Clinical Investigator & Coordinator in Orlando, FL
Co-founded by Principal Investigator Humberto Cruz, D.O., and Research Director, Maria Lopez, The Florida Institute for Clinical Research offers a unique combination of medical expertise and clinical trial administrative prowess.
This distinction has given The Florida Institute for Clinical Research the ability to deliver the most precise clinical trial assessment in a timely, well executed manner.
See our co-founders’ credentials below:
Florida Institute for Clinical Research Founders
Dr. Humberto Cruz, D.O.
Co-founder, Family Medicine Physician, Principal Investigator
A board-certified family medicine physician, Dr Humberto Cruz has been conducting clinical trials in the United States since 2009. He has served as Principal Investigator for more than 1000 clinical trials and as the principal investigator for top enrolling trials in the US.
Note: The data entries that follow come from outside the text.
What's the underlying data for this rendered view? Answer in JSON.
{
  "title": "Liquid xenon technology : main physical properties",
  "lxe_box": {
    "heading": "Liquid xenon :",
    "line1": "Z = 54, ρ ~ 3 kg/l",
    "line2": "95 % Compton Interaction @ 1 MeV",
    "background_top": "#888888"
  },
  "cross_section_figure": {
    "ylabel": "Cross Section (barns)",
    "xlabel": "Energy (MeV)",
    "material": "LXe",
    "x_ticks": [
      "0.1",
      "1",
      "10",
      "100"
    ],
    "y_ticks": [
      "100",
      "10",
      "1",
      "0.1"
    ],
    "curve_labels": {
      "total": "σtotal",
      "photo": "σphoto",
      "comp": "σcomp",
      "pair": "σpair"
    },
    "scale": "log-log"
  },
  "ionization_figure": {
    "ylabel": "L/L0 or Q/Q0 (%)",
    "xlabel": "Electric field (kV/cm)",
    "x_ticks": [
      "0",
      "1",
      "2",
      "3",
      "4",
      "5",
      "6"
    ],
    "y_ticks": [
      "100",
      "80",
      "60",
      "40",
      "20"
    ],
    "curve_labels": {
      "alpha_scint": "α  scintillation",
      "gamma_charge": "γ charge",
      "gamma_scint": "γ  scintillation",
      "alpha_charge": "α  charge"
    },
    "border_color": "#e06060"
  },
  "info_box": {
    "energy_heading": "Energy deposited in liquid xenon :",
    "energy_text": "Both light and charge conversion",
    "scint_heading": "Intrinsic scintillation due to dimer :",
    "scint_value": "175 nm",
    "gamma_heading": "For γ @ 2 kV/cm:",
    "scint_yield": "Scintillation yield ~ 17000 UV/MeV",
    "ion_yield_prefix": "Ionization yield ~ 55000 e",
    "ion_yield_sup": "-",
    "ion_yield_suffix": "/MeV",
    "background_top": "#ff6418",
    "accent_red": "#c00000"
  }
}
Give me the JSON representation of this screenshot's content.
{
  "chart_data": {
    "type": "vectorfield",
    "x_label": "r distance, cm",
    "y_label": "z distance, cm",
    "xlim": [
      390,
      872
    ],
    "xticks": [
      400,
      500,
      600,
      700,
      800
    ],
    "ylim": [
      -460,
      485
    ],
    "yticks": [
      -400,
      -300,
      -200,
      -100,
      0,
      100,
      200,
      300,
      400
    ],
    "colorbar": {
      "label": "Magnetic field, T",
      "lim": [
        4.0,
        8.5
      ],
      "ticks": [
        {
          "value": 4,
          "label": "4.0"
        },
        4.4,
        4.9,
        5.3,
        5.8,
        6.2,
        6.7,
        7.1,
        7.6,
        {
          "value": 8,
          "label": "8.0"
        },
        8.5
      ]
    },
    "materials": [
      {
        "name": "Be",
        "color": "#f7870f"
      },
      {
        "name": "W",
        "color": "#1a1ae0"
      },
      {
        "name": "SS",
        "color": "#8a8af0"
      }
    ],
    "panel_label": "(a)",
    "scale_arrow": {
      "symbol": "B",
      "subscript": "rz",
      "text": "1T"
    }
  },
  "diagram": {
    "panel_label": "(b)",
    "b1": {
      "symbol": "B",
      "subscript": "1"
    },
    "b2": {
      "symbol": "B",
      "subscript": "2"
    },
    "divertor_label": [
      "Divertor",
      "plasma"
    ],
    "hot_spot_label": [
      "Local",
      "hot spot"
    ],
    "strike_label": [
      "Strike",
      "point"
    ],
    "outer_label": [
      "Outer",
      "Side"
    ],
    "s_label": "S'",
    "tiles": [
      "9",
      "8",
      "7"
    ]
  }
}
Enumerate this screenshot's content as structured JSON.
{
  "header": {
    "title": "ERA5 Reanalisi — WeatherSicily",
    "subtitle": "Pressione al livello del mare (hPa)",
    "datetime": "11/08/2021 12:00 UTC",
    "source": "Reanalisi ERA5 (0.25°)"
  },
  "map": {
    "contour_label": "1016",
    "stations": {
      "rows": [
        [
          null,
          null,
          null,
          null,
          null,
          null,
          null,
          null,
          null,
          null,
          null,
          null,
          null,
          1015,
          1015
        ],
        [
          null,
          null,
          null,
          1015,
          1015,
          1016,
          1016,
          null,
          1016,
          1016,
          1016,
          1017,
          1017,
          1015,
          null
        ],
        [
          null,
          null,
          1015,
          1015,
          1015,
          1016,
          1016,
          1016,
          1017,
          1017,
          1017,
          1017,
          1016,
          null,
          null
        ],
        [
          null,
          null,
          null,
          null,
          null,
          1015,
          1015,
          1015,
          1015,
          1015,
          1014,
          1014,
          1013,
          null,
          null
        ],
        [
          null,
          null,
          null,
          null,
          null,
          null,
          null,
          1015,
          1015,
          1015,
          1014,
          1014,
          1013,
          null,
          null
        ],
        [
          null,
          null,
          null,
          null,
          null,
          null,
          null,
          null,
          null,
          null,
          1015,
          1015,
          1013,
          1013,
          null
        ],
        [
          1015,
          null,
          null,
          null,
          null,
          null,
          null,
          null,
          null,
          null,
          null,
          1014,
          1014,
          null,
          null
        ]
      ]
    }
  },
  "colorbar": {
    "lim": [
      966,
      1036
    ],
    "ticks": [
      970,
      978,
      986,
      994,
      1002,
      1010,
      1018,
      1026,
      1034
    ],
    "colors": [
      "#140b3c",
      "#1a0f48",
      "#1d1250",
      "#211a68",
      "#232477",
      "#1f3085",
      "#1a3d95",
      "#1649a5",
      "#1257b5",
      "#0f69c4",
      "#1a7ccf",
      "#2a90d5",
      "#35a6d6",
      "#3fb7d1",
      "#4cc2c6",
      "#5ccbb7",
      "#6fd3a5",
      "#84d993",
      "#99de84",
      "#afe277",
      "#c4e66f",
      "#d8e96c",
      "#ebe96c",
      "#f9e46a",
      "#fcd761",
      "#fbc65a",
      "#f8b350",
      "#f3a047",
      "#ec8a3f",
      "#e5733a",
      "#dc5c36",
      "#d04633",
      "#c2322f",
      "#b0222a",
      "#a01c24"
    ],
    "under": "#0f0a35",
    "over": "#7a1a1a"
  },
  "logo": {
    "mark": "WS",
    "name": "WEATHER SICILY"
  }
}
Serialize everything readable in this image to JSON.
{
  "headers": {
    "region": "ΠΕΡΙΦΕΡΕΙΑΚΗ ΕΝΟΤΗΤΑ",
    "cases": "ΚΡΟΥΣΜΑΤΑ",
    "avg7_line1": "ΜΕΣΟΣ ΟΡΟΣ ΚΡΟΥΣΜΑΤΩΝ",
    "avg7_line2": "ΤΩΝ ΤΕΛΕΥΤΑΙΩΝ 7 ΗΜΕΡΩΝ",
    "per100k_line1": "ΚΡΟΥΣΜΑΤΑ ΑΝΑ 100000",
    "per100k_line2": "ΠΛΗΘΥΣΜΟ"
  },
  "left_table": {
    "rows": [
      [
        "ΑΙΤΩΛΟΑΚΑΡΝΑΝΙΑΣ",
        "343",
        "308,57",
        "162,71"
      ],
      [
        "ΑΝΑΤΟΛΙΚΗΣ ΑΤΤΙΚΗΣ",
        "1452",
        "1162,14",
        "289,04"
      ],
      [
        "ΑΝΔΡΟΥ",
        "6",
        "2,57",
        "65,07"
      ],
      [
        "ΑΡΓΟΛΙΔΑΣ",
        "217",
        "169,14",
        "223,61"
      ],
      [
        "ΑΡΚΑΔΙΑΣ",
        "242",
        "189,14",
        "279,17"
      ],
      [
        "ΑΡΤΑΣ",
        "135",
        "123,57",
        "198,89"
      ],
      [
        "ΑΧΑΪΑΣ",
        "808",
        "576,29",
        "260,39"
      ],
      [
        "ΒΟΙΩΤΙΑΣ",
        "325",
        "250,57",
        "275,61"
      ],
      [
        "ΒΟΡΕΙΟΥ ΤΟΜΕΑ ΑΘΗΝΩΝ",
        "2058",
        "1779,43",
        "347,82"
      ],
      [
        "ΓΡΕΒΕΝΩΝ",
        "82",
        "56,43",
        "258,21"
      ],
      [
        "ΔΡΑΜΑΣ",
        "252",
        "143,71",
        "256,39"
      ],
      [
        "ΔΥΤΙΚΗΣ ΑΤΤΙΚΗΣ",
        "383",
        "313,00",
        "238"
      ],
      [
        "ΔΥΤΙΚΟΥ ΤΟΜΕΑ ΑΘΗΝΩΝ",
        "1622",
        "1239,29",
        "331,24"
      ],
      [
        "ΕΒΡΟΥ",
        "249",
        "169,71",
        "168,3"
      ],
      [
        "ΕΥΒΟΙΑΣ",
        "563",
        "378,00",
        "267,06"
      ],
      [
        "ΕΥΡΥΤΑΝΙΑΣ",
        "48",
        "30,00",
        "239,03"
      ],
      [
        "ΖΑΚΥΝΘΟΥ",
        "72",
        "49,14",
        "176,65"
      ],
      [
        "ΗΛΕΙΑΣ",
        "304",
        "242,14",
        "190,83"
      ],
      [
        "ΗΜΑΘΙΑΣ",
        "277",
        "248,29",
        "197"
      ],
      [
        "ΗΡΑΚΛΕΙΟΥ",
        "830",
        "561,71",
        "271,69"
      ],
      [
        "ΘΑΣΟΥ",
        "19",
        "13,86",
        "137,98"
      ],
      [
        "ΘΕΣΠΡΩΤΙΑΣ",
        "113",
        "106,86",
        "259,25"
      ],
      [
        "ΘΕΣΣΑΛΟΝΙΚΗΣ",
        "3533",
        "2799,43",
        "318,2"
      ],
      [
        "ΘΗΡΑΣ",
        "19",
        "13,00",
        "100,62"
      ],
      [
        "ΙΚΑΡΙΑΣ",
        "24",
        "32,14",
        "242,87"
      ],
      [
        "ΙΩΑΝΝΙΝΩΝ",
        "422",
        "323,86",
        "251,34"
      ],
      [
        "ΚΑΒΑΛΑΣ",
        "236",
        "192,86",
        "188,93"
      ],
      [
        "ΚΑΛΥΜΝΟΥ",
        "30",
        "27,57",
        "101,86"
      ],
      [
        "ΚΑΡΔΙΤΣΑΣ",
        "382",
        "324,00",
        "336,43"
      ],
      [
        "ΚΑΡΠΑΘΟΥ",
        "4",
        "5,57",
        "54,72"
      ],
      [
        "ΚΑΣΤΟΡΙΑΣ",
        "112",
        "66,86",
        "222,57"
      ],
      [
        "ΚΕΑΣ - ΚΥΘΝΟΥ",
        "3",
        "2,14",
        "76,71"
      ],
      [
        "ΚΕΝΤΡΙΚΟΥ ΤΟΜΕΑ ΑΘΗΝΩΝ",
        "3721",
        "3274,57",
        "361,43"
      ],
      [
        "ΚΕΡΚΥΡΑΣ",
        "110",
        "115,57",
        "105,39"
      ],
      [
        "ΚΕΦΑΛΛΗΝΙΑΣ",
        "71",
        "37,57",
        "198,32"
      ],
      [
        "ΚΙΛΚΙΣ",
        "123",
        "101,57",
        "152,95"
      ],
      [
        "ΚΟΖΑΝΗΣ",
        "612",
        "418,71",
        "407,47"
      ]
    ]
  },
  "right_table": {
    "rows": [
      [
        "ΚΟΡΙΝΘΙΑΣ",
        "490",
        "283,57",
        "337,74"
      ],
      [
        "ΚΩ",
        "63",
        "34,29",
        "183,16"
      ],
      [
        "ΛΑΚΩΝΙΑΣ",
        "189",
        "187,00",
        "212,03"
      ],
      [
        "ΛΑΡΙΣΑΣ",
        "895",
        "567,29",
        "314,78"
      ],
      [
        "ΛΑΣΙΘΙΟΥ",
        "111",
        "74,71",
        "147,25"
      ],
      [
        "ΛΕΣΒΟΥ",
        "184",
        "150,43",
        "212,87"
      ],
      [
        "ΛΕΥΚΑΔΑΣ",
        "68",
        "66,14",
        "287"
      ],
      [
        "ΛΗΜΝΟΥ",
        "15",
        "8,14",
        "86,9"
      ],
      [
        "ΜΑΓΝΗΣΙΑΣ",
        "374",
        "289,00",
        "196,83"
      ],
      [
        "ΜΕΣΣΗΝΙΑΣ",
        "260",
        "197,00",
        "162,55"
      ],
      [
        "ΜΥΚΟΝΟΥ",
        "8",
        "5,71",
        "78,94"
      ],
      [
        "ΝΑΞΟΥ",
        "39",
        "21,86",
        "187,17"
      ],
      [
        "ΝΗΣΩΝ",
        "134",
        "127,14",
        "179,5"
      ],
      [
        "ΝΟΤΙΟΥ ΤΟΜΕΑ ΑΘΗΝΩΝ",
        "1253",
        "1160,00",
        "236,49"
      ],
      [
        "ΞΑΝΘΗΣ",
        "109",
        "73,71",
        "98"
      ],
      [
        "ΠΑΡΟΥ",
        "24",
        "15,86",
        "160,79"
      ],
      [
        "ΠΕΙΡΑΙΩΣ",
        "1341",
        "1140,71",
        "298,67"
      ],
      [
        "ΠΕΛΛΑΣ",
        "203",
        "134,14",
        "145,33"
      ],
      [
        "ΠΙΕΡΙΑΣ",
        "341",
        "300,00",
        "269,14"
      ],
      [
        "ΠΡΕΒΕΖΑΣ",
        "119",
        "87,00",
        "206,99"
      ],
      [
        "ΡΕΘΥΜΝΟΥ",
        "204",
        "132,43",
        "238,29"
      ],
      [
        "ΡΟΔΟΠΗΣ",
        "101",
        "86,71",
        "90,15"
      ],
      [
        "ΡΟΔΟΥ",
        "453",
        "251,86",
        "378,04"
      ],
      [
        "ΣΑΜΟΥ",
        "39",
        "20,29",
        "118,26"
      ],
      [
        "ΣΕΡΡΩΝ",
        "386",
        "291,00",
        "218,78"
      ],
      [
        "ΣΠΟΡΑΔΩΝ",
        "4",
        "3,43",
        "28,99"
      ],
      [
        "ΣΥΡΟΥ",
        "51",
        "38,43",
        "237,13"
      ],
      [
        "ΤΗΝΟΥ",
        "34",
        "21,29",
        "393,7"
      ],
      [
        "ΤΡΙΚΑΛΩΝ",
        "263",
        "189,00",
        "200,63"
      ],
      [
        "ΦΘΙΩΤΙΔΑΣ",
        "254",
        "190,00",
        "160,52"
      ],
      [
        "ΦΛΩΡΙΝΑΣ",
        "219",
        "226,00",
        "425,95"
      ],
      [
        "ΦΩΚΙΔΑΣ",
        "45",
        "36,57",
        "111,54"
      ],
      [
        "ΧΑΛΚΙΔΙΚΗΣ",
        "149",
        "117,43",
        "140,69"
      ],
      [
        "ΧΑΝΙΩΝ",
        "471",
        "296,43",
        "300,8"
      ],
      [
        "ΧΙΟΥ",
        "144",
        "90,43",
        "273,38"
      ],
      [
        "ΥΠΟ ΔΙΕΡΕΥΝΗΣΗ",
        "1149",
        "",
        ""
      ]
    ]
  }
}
Dr. Cruz received his undergraduate degree in biology from Indiana University Northwest, and went on to pursue a medical degree at Chicago College of Osteopathic Medicine. He completed his internship at Chicago Osteopathic Hospitals & Medical Center before moving to Orlando in 1994 to complete his family practice residency program at Florida Hospital East. In 1996, Dr. Humberto Cruz opened his private practice, The Center for Family Medicine in Orlando.
Dr. Cruz is an accomplished principal investigator. He is well-recognized in the pharmaceutical industry having successfully conducted several clinical trials.
Maria Lopez
Co-founder, Research Director
Ms. Lopez has been conducting clinical trials at The Florida Institute for Clinical Research since 1994. Due to her extraordinary attention to detail and thorough execution of studies, she was named Research Director in 2003, and she has continued to excel ever since. Ms. Lopez has been involved in over 1000 studies at The Florida Institute for Clinical Research and has worked on over 1500 in her career. She is CITI certified and a certified Clinical Research Coordinator. She is also a member of the Associates of the ACRP (Association of Clinical Research Professionals). Maria is in charge of the Regulatory Department at The Florida Institute for Clinical Research and works closely with sponsors and IRBs in order to ensure an efficient and expeditious submission of all essential regulatory documents. Maria strives to complete all regulatory submissions within 3-5 business days.